Of Leopard Mail and iPhones

Brian Lam at Gizmodo writes:
It's the day before Apple's WWDC, and we're dreaming of what goodies Stevie J. will reveal at the keynote. Last week, O'Grady got his O'Hands all O'ver what looks like details of the next revision of OS X, AKA Leopard. Giz took a look at the long-ish post, and sorted out what we thought were the new operating system's five best features. (All speculation, of course. Please don't sue us, Steve.) Apple Rumors: OS X Leopard's Six Best Spots
Personally I'd be happy if Mail in Leopard gets the ability to connect directly to Apple's .mac through WebDav and web browser protocols. Why do I have to copy and paste outgoing messages from Mail to .mac's hopelessly outdated webmail interface just because my employer (or my WiFi hotspot) is blocking IMAP/POP? This is the kind of reason I pay for .mac (or why I might not cancel it). I'm more than a little intrigued by the rumours of a significantly-beefed iChat: If Leopard is going to deliver a proper Apple VoIP solution (it had better work with Skype) then all of the iPhone rumours might not be related to a GPS handset after all.
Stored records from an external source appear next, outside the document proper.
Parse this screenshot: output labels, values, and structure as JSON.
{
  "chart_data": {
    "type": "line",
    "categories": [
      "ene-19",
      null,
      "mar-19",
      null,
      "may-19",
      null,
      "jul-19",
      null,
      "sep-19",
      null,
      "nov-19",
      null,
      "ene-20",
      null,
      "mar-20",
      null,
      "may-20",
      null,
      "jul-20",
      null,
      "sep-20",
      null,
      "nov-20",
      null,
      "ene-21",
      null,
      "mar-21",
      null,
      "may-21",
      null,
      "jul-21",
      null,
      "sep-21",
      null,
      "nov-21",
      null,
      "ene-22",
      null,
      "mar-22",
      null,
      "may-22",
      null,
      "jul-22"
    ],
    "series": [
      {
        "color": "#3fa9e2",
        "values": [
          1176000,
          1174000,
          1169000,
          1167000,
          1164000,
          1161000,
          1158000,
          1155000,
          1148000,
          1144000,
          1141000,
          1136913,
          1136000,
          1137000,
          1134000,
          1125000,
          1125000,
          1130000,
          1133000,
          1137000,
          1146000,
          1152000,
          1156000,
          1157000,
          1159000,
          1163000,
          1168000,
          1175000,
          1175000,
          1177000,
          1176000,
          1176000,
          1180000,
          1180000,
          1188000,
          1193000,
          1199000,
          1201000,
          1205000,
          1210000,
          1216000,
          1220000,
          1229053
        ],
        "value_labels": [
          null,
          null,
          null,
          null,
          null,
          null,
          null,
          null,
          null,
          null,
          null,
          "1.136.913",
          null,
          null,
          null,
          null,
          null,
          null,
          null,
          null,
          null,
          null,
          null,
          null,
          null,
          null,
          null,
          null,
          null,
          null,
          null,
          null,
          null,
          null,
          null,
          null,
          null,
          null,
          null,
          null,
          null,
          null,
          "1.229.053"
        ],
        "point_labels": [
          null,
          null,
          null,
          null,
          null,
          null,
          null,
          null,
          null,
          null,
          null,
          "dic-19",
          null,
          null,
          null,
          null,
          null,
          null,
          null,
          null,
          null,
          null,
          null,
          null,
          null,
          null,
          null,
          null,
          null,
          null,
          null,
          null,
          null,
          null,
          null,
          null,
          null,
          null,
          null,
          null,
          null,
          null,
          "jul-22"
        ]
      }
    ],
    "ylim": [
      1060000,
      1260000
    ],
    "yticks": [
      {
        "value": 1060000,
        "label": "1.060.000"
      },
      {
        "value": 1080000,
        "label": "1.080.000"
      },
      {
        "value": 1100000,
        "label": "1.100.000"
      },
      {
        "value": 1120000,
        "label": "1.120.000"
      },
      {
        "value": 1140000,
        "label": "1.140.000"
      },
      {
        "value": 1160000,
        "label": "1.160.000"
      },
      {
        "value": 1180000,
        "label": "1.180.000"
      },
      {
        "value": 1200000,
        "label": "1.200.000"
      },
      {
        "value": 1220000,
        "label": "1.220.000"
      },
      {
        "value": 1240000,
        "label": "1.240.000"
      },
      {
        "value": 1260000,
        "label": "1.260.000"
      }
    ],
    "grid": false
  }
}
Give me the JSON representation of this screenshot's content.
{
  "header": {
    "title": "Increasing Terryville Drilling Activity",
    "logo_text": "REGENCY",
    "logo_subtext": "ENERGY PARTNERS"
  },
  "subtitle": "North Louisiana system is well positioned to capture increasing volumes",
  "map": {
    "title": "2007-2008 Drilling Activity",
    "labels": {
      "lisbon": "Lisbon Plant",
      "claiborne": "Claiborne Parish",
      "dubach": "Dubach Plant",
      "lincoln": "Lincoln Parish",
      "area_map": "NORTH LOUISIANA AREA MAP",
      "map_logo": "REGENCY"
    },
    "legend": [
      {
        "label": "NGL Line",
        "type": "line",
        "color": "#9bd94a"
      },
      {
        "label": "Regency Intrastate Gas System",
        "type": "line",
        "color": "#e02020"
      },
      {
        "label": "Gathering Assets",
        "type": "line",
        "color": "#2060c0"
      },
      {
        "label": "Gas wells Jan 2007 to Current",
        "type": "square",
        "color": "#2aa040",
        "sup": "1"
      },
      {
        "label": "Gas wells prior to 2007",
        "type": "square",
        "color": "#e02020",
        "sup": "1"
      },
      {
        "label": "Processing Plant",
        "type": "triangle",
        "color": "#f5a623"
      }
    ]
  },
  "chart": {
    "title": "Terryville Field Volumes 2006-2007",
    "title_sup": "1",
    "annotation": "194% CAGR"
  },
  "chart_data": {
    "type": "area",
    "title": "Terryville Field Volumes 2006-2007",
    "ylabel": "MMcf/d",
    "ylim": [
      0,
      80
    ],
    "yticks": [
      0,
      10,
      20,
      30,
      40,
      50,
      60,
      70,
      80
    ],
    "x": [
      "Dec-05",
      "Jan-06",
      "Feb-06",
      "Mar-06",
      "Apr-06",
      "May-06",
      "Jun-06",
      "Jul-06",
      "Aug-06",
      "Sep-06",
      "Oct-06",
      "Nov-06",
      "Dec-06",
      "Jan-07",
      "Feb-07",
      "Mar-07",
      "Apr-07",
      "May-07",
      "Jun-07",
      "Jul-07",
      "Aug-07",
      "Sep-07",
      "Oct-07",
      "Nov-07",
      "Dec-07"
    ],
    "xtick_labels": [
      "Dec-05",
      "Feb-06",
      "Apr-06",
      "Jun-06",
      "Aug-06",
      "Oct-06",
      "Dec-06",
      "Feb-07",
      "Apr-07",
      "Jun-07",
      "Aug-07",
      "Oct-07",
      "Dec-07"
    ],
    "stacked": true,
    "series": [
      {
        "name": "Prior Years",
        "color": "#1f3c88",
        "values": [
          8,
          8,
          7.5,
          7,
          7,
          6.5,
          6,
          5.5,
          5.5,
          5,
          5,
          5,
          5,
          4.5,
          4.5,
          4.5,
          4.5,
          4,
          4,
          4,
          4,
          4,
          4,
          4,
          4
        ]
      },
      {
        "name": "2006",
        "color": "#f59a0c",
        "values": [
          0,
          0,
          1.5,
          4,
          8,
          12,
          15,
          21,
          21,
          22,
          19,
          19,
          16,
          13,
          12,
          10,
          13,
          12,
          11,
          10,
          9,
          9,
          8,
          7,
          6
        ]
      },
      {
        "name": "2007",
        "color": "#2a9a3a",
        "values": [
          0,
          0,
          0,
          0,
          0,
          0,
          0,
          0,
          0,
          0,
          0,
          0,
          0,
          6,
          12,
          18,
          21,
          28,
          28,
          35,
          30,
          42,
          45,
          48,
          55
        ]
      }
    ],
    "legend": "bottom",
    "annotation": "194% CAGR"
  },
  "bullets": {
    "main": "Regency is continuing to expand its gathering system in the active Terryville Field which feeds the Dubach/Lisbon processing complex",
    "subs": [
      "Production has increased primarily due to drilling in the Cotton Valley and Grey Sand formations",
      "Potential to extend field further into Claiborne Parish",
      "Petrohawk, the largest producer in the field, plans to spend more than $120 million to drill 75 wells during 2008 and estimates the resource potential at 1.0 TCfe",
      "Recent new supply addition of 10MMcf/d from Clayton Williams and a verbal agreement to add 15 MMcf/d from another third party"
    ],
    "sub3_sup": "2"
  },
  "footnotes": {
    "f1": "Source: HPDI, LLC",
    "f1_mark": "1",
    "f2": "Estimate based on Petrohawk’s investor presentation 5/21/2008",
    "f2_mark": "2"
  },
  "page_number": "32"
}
Here's my prediction then: iPhone as a software product (perhaps rolled into iChat, perhaps something else) and an Apple-branded handset for talking. Initially I'd thought it might be Bluetooth to your Mac (Apple might not want to compete in the low-margin computer handset market, though they do make a Bluetooth mouse); now I'm thinking it'll be a WiFi handset with display and integrated functionality (address book, SMS, maybe iSight) and an upgrade to Airport basestations which turns them into simple VoIP phone hubs. I'm not betting on a WWDC launch (it's a consumer product), though I think we'll see a teaser for the telephony features in iChat. We'll see very soon what WWDC brings. I'm betting that Apple takes a very different line in tackling the phone network operators to the one people expect. It won't be head on, at least in the first instance. Every dealing I have with my phone network convinces me more and more that the answer is simply to bypass them for more and more services. My SkypeIn number, voicemail and the SkypeOut service (along with my very sweet Ipevo USB handset) may not deliver the greatest quality or most reliable calls I've ever heard, but it saved me a fortune in Bangkok last month. While it's true that mobile phone design needs a rethink, the bigger problem is the network. My K610i has a functional Blogger client and a workable web browser, but the damn network doesn't want me to see my blog, because it might not work well on a phone sized screen. Sigh.